Wednesday, August 16, 2006

Down The Rabbit Hole

Aside from the physical manifestations of MS (which are, believe me, bad enough on their own), the hardest thing for me to deal with has been the lack of predictability in my life.

For decades, I lived in what seemed like a fairly predictable universe. When I was in grade school and high school, the weeks were formed by classes and after-school activities and the weekends, by the stuff my parents planned for me. In retrospect, I realize how safe things seemed (although I wasn't at all aware of that back then), how normal life was. Stuff happened, of course, stuff like childhood illnesses or snowstorms that messed up the normal ebb and flow of life's movements, but nothing ever shook the rock-solid foundation of my life (other than stuff I initiated, like the 'sex and drugs and rock-n-roll' of life in the 60's).

And then I went to college, dropped out for a few years and started working in office jobs, again sequestered in the safety of class schedules or work schedules, always knowing where I had to be and pretty much what I had to do when I got there. Best of all, I had the energy to accomplish all of it (and lots more outside of work/school) or to change things if I felt like doing that.

See, for a long, long time, if I made up my mind to DO something, I usually found a way to make it happen. I left college, worked, went back and graduated with high honors. I got married and divorced, moved to Boston and got married again. I changed jobs a lot, landing in a slightly better situation, with slightly higher pay every time. We moved from one apartment to another, bought a house, had a baby (who is now a spectacular and gorgeous young man) and continued with our careers. We moved back to the Delaware Valley (which I hated) and I managed to find a job and move to the San Francisco Bay Area, a place I'd fallen in love with while on a business trip.

Oh right. Business travel.

I was terrified of flying on airplanes, so I took a job that required a ton of travel to try and overcome that fear. I went to Dallas and San Francisco, Los Angeles and Denver, meeting cool people and seeing parts of the country I'd only read about up until then. The next job had me traveling to Austin, TX and to Raleigh, NC, as well as to New Hampshire and Maine (easier trips, of course, but still ...). And then I landed a job that included travel to Europe and Asia, and I flew to Shanghai by myself and spent a week at a manufacturing plant working with a team of Chinese managers to design leadership training programs. I was scared to death when I began that trip (flying from the east coast to Detroit to Narita Airport in Japan to Shangai and back again), but damn! it felt good to know I'd somehow managed to pull it off, pushing through my fear to make it happen.

The ability to face and fight through my fears to get where I wanted to go was, in retrospect, a defining factor in my life. If I wanted to do something, dammit, I figured out how to make it happen!

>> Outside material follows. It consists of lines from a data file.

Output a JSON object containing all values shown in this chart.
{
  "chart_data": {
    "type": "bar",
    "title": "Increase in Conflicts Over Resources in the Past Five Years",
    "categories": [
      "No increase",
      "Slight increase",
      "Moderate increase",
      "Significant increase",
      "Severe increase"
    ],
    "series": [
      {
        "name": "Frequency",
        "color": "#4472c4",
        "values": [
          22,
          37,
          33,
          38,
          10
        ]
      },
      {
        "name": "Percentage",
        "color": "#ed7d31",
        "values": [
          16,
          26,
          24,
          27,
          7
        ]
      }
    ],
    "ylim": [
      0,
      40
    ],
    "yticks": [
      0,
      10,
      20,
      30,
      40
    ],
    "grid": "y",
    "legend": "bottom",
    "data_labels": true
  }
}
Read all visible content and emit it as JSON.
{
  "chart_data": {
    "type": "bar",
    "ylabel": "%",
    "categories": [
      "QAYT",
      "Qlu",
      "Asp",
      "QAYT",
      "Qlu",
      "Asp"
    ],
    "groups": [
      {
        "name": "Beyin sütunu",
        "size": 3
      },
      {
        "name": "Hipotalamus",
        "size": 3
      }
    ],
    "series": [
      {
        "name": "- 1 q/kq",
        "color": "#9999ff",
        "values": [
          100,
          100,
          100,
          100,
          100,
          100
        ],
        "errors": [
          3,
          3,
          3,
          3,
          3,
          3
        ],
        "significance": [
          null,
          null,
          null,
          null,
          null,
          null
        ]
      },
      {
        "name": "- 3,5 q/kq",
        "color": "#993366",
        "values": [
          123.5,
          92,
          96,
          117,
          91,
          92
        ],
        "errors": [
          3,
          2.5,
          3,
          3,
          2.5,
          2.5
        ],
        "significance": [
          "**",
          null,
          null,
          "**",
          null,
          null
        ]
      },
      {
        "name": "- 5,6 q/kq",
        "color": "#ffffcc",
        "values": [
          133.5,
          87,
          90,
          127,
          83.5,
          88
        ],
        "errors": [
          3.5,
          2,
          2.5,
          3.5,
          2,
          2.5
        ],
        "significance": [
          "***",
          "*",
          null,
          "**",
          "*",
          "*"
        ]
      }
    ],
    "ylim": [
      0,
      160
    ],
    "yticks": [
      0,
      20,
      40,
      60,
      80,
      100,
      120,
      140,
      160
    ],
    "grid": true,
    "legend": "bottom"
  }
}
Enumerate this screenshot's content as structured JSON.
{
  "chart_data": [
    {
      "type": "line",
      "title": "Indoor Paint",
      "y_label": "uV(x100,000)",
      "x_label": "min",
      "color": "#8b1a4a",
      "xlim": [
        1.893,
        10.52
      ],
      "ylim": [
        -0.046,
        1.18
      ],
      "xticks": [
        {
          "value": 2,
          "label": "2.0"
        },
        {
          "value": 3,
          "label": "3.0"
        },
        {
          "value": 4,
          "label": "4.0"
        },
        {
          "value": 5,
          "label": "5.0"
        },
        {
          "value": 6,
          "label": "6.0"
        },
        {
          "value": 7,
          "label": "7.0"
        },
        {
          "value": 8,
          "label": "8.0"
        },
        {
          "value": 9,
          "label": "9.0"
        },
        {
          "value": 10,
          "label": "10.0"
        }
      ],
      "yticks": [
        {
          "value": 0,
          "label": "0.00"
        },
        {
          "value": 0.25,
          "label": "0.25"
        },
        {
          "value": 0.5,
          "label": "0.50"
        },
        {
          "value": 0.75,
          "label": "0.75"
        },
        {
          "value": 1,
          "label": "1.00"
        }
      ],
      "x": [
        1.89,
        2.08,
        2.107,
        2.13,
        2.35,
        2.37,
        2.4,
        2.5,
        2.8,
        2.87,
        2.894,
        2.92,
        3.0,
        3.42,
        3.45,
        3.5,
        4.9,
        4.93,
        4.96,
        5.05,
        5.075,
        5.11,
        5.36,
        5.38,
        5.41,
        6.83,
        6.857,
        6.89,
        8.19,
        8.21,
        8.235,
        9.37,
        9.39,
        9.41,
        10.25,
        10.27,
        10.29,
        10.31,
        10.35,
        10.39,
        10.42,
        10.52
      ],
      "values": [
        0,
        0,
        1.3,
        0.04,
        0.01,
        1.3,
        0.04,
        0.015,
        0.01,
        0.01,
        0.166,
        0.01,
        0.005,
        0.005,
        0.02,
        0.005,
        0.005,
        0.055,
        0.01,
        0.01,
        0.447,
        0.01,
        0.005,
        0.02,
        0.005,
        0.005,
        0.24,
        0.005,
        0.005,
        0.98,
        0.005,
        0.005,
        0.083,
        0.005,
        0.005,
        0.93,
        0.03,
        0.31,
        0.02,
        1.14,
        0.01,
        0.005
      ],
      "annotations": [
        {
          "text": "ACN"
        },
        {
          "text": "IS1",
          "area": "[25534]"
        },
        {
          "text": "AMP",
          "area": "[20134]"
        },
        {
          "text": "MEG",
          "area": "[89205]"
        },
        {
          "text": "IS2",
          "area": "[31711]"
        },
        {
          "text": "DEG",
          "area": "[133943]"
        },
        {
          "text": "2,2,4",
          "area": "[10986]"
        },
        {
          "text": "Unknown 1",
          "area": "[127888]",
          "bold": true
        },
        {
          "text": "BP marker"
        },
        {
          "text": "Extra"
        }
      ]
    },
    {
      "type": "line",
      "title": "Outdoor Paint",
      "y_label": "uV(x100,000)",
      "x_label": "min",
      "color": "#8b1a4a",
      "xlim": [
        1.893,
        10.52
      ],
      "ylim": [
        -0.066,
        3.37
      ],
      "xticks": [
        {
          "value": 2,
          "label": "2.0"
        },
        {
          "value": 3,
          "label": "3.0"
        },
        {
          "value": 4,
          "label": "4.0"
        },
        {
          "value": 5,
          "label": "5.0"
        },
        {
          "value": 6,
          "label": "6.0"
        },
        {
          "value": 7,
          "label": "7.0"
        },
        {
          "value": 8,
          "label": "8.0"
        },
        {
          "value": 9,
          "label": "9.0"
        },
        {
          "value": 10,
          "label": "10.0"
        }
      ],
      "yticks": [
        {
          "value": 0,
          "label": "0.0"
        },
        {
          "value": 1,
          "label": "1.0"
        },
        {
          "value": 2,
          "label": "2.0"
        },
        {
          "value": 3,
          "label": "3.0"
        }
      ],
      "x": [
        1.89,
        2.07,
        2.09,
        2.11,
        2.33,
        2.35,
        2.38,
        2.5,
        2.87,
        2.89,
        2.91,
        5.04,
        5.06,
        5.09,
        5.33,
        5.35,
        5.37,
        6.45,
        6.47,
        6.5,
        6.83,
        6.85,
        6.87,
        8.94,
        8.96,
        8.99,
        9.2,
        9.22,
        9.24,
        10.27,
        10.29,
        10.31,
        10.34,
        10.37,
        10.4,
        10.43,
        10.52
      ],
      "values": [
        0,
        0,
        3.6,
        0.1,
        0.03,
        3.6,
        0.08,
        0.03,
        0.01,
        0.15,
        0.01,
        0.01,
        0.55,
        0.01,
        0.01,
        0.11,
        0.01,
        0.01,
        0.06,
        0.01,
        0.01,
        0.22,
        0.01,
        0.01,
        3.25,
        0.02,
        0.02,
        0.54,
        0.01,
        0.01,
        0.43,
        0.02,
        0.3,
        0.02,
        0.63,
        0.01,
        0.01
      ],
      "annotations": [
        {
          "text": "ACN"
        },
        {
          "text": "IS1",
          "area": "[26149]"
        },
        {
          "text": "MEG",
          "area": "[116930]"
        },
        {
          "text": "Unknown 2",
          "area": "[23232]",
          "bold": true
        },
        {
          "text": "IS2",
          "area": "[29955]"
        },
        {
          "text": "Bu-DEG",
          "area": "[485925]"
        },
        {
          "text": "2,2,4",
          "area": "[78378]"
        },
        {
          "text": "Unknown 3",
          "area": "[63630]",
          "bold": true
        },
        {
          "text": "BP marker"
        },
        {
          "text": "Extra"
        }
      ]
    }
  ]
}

Now? It is to laugh (bitterly). I can't do much of anything for long stretches of time before my pathetic, damaged nervous system stops working. I can't weed in the garden for more than a half hour before my legs get too wobbly to be trusted (I stumble/fall frequently, on soft grass, thankfully). I can't make a date to meet someone for lunch because I might be too tired to drive home afterwards. I can't schedule two things in one morning (like exercising and weeding), because my body can't manage too many demands before it either shuts down or starts doing bizarre stuff. I can't function more than four or five hours in the morning before I MUST sleep (and I used to wake at 6:00, get myself and my son ready for work/day care, work a very full day, get home and do all the dinner and bedtime stuff, work some more, go to sleep at 11:00, and be up the next morning to start again).

And dammit, I WANT to do more. I WANT to be more productive, more active, more interesting. I want to experience more of what Portland has to offer -- but I can't manage it.

It's as if my life has suddenly turned into a kind of pain-ridden version of Alice In Wonderland, where nothing is quite as it used to be and everything is unpredictable.

Except I have two cats as companions and no White Rabbits. And when I wake up, I'm still down the rabbit hole.